Holocaust Centre North

Holocaust Centre North

 

In 2017 I began working as Director of the Holocaust Centre North with the task of turning an empty space at the University of Huddersfield's Schwann building into a museum exhibition, learning centre, conferencing and events space. We opened the Centre less than 18 months later, which felt miraculous but is really testament to the hard work and dedication of the project team which included the lead contractor and exhibition designers PLB Projects, fit-out contractor Workhaus, interpretation consultant Sam Heywood, artist and creative director Jenny Kagan, AV consultants Ay Pe, sound designers WMP, and AV hardware contractors Fusion. They were all terrific and I wouldn't hesitate to recommend working with them. 

 

As well as leading the charity in a new initiative I was the curator and project manager for the Centre's permanent exhibition, 'Through Our Eyes', which tells the story of the Holocaust through the eyes of 16 men and women who experienced it first hand. It brings together filmed eyewitness testimony, photographs, archival sources, official records and personal artefacts to describe and explain events in Germany and occupied Europe from the rise of Nazism in the 1920s through to the end of the Second World War and its aftermath. Curating the exhibition was a challenging and deeply personal experience and I felt a heavy sense of responsibility to the survivors and their families, some of whom had passed away in the decade since I had first started working with the charity. I wrote about the experience in a blog, 'Interpreting the Unthinkable', for British Online Archives which you can read here. Audience feedback on the exhibition was exceptional, you can read a taster of it on Tripadvisor.  

 

The Centre is the first of its kind in the north of England, and the only publicly accessible resource for teaching and learning about the Holocaust based in a UK university. During my time as Director I led the Centre in a number of partnerships including the Imperial War Museum's Second World War and the Holocaust National Partnership Programme, and an exciting new development with the Wiener Holocaust Library to create an outpost and research collection in Huddersfield. We ran a wide range of successful events, some of which you can watch again on the University of Huddersfield's YouTube channel, and created a learning programme for primary and secondary schools with curriculum-linked workshops that explore the history of the Holocaust and reflect on its significance and relevance to the present day.

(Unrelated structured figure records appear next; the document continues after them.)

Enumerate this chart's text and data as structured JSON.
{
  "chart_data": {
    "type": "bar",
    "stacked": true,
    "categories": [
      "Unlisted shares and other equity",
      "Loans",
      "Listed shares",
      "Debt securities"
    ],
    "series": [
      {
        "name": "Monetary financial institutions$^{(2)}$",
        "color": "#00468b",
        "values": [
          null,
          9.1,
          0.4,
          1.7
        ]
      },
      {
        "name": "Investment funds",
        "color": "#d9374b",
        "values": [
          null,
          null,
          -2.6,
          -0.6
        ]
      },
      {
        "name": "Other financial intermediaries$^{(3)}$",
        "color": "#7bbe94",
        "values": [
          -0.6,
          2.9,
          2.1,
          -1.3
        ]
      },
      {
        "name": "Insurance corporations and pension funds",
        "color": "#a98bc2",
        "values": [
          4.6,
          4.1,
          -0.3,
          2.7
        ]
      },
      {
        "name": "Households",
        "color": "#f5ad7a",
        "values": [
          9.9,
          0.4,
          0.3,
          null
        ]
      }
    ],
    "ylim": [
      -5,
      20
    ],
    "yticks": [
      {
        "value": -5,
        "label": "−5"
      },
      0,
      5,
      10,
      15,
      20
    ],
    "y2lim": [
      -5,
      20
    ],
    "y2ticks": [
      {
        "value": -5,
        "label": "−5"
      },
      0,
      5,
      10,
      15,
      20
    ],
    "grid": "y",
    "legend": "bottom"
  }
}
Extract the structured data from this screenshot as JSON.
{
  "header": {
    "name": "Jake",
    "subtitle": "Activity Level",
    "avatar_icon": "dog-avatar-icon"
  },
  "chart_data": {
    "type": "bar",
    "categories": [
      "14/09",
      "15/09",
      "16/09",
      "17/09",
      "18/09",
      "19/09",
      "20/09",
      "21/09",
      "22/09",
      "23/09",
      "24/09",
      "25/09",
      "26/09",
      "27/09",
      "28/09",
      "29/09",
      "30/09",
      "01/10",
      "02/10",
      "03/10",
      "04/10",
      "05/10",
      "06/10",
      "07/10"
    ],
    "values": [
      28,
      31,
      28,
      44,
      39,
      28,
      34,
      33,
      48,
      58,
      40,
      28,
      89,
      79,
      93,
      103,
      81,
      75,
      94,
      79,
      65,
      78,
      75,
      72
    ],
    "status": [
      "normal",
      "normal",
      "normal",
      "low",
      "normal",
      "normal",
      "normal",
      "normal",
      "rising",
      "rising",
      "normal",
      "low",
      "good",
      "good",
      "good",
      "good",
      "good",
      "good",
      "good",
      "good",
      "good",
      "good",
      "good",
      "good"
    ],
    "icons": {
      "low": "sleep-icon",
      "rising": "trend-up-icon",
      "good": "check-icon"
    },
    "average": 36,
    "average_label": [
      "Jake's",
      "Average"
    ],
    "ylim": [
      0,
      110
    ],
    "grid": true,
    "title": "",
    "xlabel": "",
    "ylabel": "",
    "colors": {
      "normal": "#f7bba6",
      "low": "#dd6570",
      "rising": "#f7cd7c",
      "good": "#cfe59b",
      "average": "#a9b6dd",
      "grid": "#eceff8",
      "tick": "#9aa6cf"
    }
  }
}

I did a lot of fundraising, including helping to secure one of the region's biggest Resilient Heritage grants from the National Lottery Heritage Fund, and negotiated funding agreements with major trusts and foundations. 

 

I recently chose to move on from my role at the Centre in order to re-establish my freelance business, but creating the Centre and exhibition was one of the proudest achievements of my career and an exceptional opportunity to develop and learn.